Et bien sûr, la foire accueille aussi des charlatans de toute sorte, des dentistes qui nettoient les dentiers ou arrachent des dents dans la rue, des vendeurs de poudres de perlimpinpin, et des speakers qui vendent leur camelote en réitérant dans un micro leur prix le plus bas. On apprécie, c'est pratique pour apprendre les chiffres...
Les jours de marché rassemblent les villageois alentours. Ici, l'agitation bât son plein autour de midi, car il faut du temps aux plus lointains pour venir à pied jusqu'à la ville. Une bonne quinzaine de km parfois. Les villageois revêtent leurs plus beaux costumes et c'est un défilé de couleurs dans les rues. A chaque marché, on découvre de nouveaux costumes traditionnels, qui appartiennent à une ethnie ou une branche dérivée. Les conversations vont bon train, et ça discute le bout de gras à chaque étal. La culture locale inclut une certaine notion de négociation, et comme les Chinois parlent fort, on a souvent l'impression que le ton monte, alors qu'il n'en ait rien.

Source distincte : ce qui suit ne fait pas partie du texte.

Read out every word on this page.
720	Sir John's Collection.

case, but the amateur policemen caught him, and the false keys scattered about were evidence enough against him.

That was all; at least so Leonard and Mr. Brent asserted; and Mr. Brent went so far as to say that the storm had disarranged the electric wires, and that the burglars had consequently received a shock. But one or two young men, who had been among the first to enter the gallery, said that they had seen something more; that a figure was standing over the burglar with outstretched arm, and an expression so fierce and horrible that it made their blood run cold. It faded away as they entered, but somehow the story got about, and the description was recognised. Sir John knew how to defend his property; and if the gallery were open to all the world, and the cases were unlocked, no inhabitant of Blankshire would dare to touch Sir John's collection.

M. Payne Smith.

Depuis une bonne centaine de km au sud, les chevaux sont très présents. Ils servent un peu à tout, mais surtout comme animal de bât. A l'entrée des marchés, on voit donc souvent un parking à chevaux, comme dans Lucky Luke à l'entrée des Saloons ! Des dizaines de canassons attendent leurs propriétaires, qui reviennent chargés de biens. Les mules sont alors bâtées avec la même technique qu'il y a 100 ans (et même peut-être plus, en tout cas, c'est pareil que sur les vieilles images de la Route du Thé et des Chevaux), et retournent à leurs chaumières.